Thursday, January 17, 2013

Changed for the Better

It is hard to believe that next week will mark the one year anniversary since the day I left for Granada.  I remember freshman year saying that I was going to study abroad during my time at Hope. Never did I think that the statement I made as a freshman would actually come true.  I filled out the application sophomore year and things move from there. My professor turned in one of my recommendations late and so I played the waiting game a while longer, while I watched others around me get accepted to the program.  Then finally the acceptance letter came and it all became real.  The stress leading up to my departure, including filling out the looming VISA form and figuring out what I was actually going to pack, was overwhelming.  The days and hours right before I left, I was postive that I needed to back out. There was no way that I could get on a plane and go to a foreign country all by myself.  But the day came and I did it. I waved to my family with tears running down my face with an overwhelming sense of uncertainty of what I was getting myself into.  After many hours on the plane, days of jet lag, a week without a computer, and little ability to speak Spanish with my host mom I began to get into a groove.

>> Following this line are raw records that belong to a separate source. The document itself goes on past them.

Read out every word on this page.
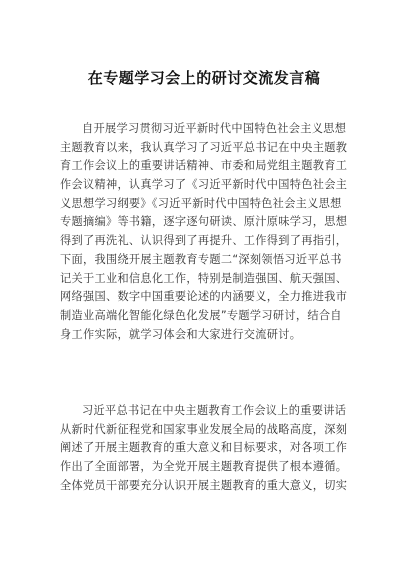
在专题学习会上的研讨交流发言稿
自开展学习贯彻习近平新时代中国特色社会主义思想
主题教育以来，我认真学习了习近平总书记在中央主题教
育工作会议上的重要讲话精神、市委和局党组主题教育工
作会议精神，认真学习了《习近平新时代中国特色社会主
义思想学习纲要》《习近平新时代中国特色社会主义思想
专题摘编》等书籍，逐字逐句研读、原汁原味学习，思想
得到了再洗礼、认识得到了再提升、工作得到了再指引，
下面，我围绕开展主题教育专题二“深刻领悟习近平总书
记关于工业和信息化工作，特别是制造强国、航天强国、
网络强国、数字中国重要论述的内涵要义，全力推进我市
制造业高端化智能化绿色化发展”专题学习研讨，结合自
身工作实际，就学习体会和大家进行交流研讨。
习近平总书记在中央主题教育工作会议上的重要讲话
从新时代新征程党和国家事业发展全局的战略高度，深刻
阐述了开展主题教育的重大意义和目标要求，对各项工作
作出了全面部署，为全党开展主题教育提供了根本遵循。
全体党员干部要充分认识开展主题教育的重大意义，切实
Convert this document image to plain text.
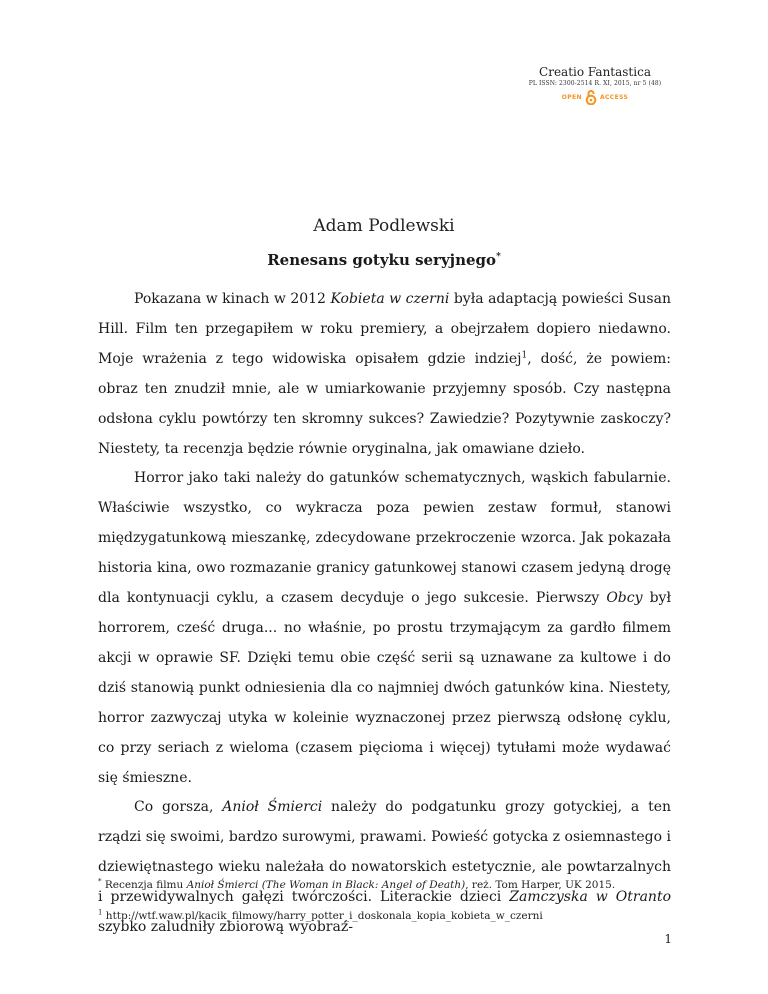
Creatio Fantastica
PL ISSN: 2300-2514 R. XI, 2015, nr 5 (48)
OPEN	ACCESS
Adam Podlewski
Renesans gotyku seryjnego*

Pokazana w kinach w 2012 Kobieta w czerni była adaptacją powieści Susan Hill. Film ten przegapiłem w roku premiery, a obejrzałem dopiero niedawno. Moje wrażenia z tego widowiska opisałem gdzie indziej$^1$, dość, że powiem: obraz ten znudził mnie, ale w umiarkowanie przyjemny sposób. Czy następna odsłona cyklu powtórzy ten skromny sukces? Zawiedzie? Pozytywnie zaskoczy? Niestety, ta recenzja będzie równie oryginalna, jak omawiane dzieło.

Horror jako taki należy do gatunków schematycznych, wąskich fabularnie. Właściwie wszystko, co wykracza poza pewien zestaw formuł, stanowi międzygatunkową mieszankę, zdecydowane przekroczenie wzorca. Jak pokazała historia kina, owo rozmazanie granicy gatunkowej stanowi czasem jedyną drogę dla kontynuacji cyklu, a czasem decyduje o jego sukcesie. Pierwszy Obcy był horrorem, cześć druga... no właśnie, po prostu trzymającym za gardło filmem akcji w oprawie SF. Dzięki temu obie część serii są uznawane za kultowe i do dziś stanowią punkt odniesienia dla co najmniej dwóch gatunków kina. Niestety, horror zazwyczaj utyka w koleinie wyznaczonej przez pierwszą odsłonę cyklu, co przy seriach z wieloma (czasem pięcioma i więcej) tytułami może wydawać się śmieszne.

Co gorsza, Anioł Śmierci należy do podgatunku grozy gotyckiej, a ten rządzi się swoimi, bardzo surowymi, prawami. Powieść gotycka z osiemnastego i dziewiętnastego wieku należała do nowatorskich estetycznie, ale powtarzalnych i przewidywalnych gałęzi twórczości. Literackie dzieci Zamczyska w Otranto szybko zaludniły zbiorową wyobraź-

* Recenzja filmu Anioł Śmierci (The Woman in Black: Angel of Death), reż. Tom Harper, UK 2015.
$^1$ http://wtf.waw.pl/kacik_filmowy/harry_potter_i_doskonala_kopia_kobieta_w_czerni
1
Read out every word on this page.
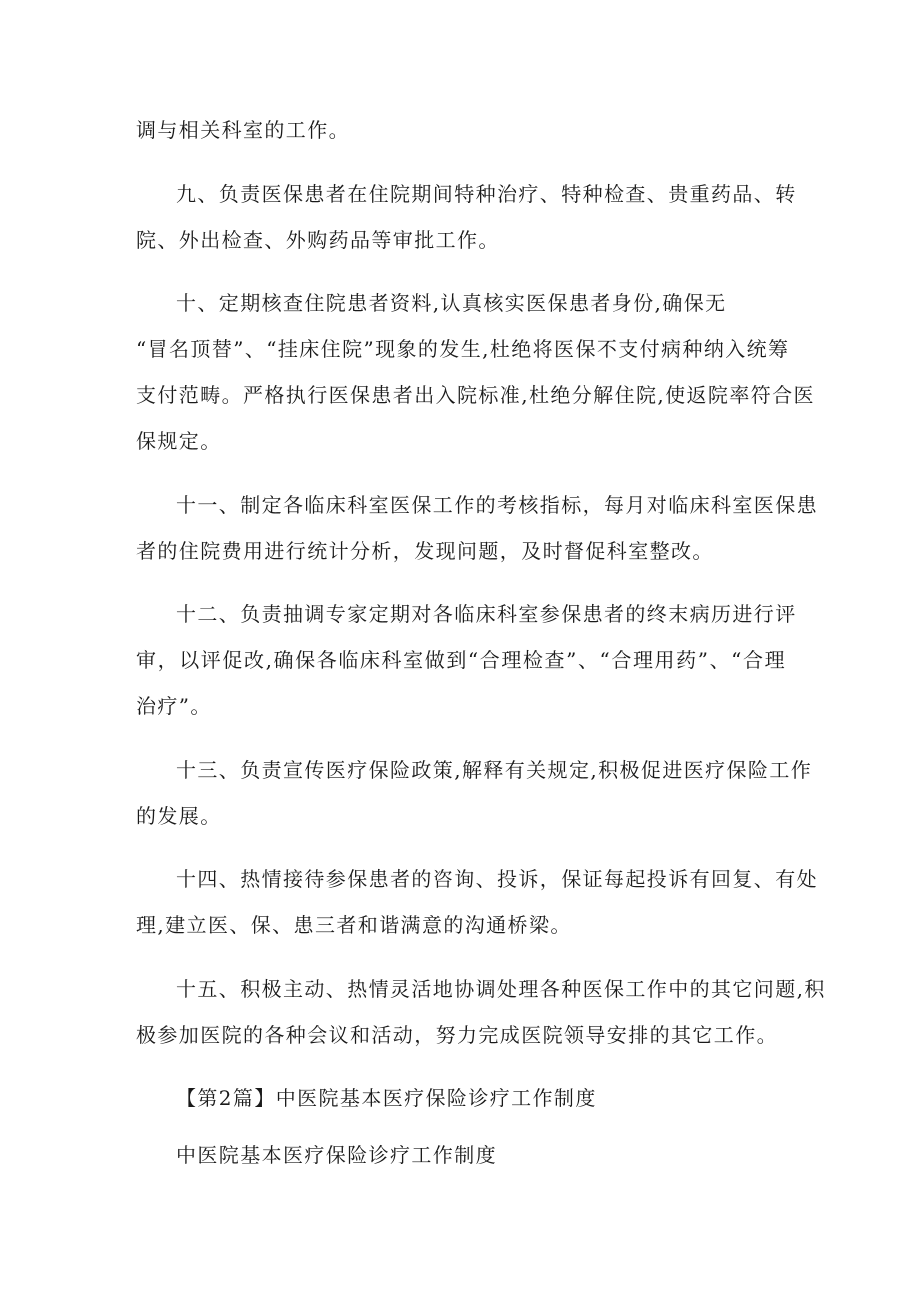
调与相关科室的工作。
九、负责医保患者在住院期间特种治疗、特种检查、贵重药品、转
院、外出检查、外购药品等审批工作。
十、定期核查住院患者资料,认真核实医保患者身份,确保无
“冒名顶替”、“挂床住院”现象的发生,杜绝将医保不支付病种纳入统筹
支付范畴。严格执行医保患者出入院标准,杜绝分解住院,使返院率符合医
保规定。
十一、制定各临床科室医保工作的考核指标，每月对临床科室医保患
者的住院费用进行统计分析，发现问题，及时督促科室整改。
十二、负责抽调专家定期对各临床科室参保患者的终末病历进行评
审，以评促改,确保各临床科室做到“合理检查”、“合理用药”、“合理
治疗”。
十三、负责宣传医疗保险政策,解释有关规定,积极促进医疗保险工作
的发展。
十四、热情接待参保患者的咨询、投诉，保证每起投诉有回复、有处
理,建立医、保、患三者和谐满意的沟通桥梁。
十五、积极主动、热情灵活地协调处理各种医保工作中的其它问题,积
极参加医院的各种会议和活动，努力完成医院领导安排的其它工作。
【第2篇】中医院基本医疗保险诊疗工作制度
中医院基本医疗保险诊疗工作制度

 Over time things became easier. I went on trips pratically by myself.  Flew more times in one week than I will ever fly for the rest of my life.  I made the most wonderful friends.  Took classes that inspired me in more ways than one.  I immersed myself in the culture.  My time in Granada changed my life.  I became someone who is independent and more confident.  I felt a greater sense of faith and a passion for life.  My experience in Granada was like a pomegranate, with so many seeds of adventure packed into one small fruit that have left a stain on my heart and in my life.  I truly believe that my time abroad has made a better person.  As I graduate from college this year and move on to the next part of my life, I know that my Spain will feed into my life more than I could ever imagine. 

Granada, mi amor, mi pasiĆ³n, mi vida, mi aventura, mi fe. Te echo de menos.